Annie Chiu menjelaskan bahwa handuk yang dipakai terlalu lama sebaiknya tidak dianggap aman hanya karena terlihat bersih. Bau apek, permukaan yang terasa lembap, atau warna yang mulai kusam bisa menjadi tanda awal adanya penumpukan kotoran.
Karena itu, kebiasaan mengganti handuk perlu disesuaikan dengan kondisi pemakaian sehari-hari. Semakin sering handuk terkena air dan tidak cepat kering, semakin besar pula kemungkinan kuman bertahan di serat kain.
Handuk Perlu Dicuci Rutin
Secara umum, handuk mandi sebaiknya dicuci setelah digunakan tiga sampai empat kali. Rekomendasi ini membantu menjaga kebersihan sekaligus mengurangi risiko pertumbuhan bakteri.
Bagi orang yang mandi setiap hari dan tidak terlalu banyak berkeringat, masa pakai handuk bisa sedikit lebih lama. Namun, kebiasaan ini tetap perlu disertai pengecekan visual dan penciuman secara berkala.
Jika handuk mulai berbau, terasa lembap, atau tampak kurang bersih meski baru dipakai beberapa kali, maka sebaiknya segera dicuci. Aturan ini penting terutama bagi mereka yang aktif berolahraga atau mudah berkeringat.
Lingkungan tempat tinggal juga memengaruhi frekuensi pencucian handuk. Di daerah lembap, handuk membutuhkan waktu lebih lama untuk kering sehingga peluang munculnya bau dan bakteri menjadi lebih tinggi.
Handuk yang Harus Diganti
Seiring pemakaian, handuk biasanya kehilangan kelembutan dan daya serapnya. Saat air tidak lagi cepat terserap, itu menjadi tanda bahwa kualitas kain mulai menurun.
Tekstur yang kasar juga menandakan handuk sudah tidak berada dalam kondisi terbaik. Jika terus digunakan, handuk semacam ini bisa terasa kurang nyaman saat bersentuhan dengan kulit.
Menurut para ahli dari Cozy Earth, handuk yang tidak lagi menyerap air dengan baik perlu segera diganti. Kondisi tersebut menunjukkan serat kain mulai rusak akibat pemakaian berulang dan proses pencucian.

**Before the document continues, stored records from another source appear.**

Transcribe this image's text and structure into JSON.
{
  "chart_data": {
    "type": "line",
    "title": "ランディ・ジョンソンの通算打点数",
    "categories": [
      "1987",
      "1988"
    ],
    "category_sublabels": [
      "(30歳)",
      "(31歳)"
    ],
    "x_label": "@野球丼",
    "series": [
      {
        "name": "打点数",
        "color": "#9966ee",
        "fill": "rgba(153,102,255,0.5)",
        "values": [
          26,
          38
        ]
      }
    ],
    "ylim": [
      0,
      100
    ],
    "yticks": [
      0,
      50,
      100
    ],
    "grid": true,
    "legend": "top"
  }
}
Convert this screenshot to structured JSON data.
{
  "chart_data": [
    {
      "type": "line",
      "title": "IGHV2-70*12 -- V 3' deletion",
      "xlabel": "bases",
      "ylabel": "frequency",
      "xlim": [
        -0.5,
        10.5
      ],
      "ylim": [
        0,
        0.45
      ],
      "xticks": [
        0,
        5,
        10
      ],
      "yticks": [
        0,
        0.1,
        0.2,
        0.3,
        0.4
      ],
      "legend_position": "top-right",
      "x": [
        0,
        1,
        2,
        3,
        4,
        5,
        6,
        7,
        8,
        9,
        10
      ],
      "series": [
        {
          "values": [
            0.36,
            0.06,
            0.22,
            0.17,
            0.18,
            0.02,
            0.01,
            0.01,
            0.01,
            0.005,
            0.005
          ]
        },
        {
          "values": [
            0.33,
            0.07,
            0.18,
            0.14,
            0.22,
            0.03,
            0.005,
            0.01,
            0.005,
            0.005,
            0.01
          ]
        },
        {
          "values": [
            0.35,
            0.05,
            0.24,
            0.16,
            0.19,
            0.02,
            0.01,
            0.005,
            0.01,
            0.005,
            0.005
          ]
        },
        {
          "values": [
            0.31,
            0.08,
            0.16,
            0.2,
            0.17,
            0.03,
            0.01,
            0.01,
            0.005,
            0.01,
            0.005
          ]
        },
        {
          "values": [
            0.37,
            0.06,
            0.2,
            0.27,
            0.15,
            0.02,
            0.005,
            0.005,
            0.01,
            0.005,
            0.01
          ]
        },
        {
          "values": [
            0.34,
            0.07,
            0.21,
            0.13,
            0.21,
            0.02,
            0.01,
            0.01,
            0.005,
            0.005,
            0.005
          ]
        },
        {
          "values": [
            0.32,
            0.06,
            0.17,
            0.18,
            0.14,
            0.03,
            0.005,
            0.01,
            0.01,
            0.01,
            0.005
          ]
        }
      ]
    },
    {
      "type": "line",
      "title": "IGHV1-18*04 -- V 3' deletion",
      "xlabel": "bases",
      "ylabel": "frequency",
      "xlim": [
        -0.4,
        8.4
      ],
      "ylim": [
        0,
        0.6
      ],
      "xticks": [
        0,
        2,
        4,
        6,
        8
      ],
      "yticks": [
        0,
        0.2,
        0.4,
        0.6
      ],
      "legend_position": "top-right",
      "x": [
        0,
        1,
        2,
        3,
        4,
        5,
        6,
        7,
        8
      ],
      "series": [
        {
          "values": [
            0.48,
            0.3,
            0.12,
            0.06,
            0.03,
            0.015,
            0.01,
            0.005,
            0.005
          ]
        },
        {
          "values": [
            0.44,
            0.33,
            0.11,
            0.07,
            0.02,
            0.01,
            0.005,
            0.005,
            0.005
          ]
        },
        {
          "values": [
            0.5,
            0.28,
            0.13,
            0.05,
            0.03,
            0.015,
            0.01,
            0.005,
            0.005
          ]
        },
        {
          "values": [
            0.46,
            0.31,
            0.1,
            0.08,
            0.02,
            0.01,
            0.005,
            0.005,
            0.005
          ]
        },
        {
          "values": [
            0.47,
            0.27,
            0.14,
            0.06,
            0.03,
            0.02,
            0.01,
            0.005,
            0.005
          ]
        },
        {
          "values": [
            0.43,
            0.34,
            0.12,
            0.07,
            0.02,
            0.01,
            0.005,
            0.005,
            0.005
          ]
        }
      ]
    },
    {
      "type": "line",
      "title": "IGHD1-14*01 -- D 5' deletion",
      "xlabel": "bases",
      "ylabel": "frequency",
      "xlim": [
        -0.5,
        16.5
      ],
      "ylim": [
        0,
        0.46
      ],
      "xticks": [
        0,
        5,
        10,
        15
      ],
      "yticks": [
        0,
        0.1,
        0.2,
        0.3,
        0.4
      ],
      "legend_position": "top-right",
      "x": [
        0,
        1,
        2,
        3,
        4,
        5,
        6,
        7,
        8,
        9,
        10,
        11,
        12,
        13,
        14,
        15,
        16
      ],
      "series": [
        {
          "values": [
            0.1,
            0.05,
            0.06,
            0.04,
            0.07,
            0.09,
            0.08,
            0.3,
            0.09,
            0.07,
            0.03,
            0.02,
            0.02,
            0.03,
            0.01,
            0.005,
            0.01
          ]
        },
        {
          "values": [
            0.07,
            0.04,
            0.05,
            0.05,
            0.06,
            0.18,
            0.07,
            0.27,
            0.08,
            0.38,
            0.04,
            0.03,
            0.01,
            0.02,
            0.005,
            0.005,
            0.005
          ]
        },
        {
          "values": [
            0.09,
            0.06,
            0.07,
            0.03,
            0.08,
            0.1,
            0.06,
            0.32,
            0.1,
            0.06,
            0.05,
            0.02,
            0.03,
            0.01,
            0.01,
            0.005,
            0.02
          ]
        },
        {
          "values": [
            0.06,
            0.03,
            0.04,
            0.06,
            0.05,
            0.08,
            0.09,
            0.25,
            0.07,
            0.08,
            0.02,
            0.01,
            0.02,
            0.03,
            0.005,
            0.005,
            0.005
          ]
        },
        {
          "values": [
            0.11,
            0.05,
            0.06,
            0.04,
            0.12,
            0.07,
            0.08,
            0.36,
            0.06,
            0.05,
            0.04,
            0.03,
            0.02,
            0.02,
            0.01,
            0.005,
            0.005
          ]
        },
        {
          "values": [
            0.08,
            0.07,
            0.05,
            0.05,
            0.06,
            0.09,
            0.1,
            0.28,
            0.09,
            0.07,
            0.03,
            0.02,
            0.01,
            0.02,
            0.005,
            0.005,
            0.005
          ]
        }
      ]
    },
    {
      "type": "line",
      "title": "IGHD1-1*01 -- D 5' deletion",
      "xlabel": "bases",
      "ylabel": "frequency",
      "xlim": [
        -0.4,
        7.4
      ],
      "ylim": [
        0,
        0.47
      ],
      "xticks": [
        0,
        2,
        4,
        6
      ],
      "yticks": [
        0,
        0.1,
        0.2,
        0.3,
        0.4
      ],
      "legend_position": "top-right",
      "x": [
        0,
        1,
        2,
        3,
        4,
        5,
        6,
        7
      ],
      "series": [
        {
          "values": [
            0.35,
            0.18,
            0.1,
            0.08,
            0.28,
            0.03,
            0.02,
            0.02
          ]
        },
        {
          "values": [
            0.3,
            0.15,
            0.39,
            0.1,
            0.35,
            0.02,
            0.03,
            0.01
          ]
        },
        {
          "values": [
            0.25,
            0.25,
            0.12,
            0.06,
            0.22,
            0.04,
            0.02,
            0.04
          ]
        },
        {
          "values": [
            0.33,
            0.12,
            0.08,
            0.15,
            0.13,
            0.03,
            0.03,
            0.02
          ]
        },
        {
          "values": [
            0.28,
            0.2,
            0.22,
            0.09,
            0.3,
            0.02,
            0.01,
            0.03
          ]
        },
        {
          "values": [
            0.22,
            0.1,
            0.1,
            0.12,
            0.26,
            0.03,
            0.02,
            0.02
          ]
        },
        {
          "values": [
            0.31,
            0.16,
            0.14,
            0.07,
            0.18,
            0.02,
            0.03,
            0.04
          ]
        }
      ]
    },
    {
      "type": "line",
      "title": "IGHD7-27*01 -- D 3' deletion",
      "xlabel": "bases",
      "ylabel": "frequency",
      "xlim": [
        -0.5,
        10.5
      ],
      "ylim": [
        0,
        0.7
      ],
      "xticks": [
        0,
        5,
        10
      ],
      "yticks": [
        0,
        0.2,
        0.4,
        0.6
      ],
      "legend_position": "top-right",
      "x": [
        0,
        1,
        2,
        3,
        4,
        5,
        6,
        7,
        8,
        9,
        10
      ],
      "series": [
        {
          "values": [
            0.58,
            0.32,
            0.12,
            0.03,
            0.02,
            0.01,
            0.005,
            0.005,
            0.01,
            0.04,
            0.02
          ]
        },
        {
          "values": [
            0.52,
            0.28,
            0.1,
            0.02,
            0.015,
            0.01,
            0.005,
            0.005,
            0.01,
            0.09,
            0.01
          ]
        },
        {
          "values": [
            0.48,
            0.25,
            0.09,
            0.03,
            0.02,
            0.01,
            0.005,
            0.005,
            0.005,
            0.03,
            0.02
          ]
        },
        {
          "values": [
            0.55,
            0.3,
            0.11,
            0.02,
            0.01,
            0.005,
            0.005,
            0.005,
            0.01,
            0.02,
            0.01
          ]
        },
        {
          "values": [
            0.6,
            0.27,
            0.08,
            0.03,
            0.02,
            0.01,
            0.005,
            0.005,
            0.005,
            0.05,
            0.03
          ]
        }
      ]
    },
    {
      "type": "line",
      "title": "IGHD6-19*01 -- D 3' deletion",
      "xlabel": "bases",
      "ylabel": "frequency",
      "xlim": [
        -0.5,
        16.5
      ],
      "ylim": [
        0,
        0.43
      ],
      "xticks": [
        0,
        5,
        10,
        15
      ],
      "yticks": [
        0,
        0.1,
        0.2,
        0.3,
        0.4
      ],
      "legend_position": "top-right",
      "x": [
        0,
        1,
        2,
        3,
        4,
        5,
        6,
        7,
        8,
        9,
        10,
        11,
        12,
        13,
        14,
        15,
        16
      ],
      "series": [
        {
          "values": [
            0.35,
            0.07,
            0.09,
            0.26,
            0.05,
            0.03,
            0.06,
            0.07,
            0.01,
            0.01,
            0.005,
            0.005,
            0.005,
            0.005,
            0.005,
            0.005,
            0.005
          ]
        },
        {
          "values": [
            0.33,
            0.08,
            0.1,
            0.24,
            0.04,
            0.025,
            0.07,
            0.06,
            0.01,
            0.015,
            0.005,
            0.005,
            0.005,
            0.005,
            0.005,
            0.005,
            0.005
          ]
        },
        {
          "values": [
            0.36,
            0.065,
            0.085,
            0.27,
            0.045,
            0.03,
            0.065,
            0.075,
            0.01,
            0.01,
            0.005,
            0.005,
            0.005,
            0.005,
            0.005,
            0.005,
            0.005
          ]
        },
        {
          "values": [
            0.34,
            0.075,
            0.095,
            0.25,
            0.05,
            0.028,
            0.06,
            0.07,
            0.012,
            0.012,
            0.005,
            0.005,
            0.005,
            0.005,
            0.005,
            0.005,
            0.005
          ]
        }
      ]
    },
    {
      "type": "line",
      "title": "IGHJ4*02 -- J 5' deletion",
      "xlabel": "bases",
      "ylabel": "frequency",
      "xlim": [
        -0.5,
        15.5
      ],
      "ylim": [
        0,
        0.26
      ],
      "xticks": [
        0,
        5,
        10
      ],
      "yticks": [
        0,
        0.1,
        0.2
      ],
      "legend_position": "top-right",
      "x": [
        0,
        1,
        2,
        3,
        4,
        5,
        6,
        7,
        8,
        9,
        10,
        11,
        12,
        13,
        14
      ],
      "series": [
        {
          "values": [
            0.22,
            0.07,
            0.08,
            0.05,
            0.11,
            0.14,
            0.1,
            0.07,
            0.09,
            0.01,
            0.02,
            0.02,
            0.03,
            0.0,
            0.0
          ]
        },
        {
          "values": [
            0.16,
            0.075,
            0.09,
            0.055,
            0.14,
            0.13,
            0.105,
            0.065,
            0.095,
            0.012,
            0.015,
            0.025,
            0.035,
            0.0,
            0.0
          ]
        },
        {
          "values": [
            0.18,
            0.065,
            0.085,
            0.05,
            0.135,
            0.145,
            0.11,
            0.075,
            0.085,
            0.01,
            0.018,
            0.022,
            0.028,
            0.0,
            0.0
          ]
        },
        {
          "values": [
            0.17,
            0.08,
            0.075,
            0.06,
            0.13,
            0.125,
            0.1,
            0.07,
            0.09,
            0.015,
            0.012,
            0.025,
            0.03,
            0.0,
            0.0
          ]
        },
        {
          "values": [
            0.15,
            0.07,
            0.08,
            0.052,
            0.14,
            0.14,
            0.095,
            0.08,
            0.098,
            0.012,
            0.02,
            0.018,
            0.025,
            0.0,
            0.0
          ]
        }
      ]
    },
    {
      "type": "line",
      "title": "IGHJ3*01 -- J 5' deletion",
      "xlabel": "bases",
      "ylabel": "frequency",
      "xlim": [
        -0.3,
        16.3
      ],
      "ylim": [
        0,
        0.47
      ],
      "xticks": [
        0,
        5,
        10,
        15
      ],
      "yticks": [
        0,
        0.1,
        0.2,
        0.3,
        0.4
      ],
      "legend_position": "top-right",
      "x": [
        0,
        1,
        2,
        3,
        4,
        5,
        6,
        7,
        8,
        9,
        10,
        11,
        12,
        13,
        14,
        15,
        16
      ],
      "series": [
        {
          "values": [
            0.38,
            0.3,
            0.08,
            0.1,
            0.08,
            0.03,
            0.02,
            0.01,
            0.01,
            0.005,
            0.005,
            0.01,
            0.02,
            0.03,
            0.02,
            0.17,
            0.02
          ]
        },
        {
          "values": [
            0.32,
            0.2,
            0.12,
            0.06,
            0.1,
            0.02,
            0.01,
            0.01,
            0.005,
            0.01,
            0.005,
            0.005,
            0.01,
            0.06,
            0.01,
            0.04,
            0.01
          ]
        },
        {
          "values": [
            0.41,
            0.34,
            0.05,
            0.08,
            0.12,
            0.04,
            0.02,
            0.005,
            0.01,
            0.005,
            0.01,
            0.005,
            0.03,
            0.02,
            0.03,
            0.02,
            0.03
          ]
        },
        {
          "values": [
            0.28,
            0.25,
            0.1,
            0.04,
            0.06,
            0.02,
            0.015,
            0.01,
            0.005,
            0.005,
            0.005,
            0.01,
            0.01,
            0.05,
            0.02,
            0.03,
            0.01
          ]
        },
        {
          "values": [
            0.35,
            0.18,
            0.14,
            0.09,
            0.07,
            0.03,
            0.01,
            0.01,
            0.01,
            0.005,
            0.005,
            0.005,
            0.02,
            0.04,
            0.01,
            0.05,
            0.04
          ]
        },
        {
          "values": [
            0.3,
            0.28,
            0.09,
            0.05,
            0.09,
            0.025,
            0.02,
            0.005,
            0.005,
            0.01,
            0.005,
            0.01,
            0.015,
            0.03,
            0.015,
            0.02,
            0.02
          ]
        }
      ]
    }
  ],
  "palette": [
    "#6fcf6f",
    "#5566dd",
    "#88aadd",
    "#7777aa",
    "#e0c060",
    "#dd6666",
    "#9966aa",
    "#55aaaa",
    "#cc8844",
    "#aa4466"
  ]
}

Paparan sinar matahari, klorin, cara mencuci, dan frekuensi pemakaian ikut memengaruhi umur handuk. Dengan kata lain, usia pakai setiap handuk bisa berbeda tergantung perawatan dan kebiasaan penggunaannya.
Handuk Tahan Lebih Lama
Perawatan yang tepat dapat membantu handuk bertahan lebih lama. Salah satu langkah sederhana adalah menjemurnya di area yang memiliki sirkulasi udara baik agar cepat kering.
Handuk juga sebaiknya tidak dipakai bergantian oleh banyak orang. Kebiasaan ini dapat memindahkan kuman dari satu tubuh ke tubuh lain, meski handuk belum terlihat kotor.
Proses mencuci pun perlu diperhatikan agar serat kain tidak cepat rusak. Penggunaan deterjen yang sesuai dan pengeringan yang benar dapat membantu menjaga kelembutan serta daya serap handuk.
Jika handuk lama sudah tidak layak dipakai untuk mandi, kain tersebut masih bisa dimanfaatkan kembali. Handuk bekas dapat dijadikan kain lap atau disumbangkan ke tempat penampungan hewan, sehingga tidak langsung berakhir sebagai sampah.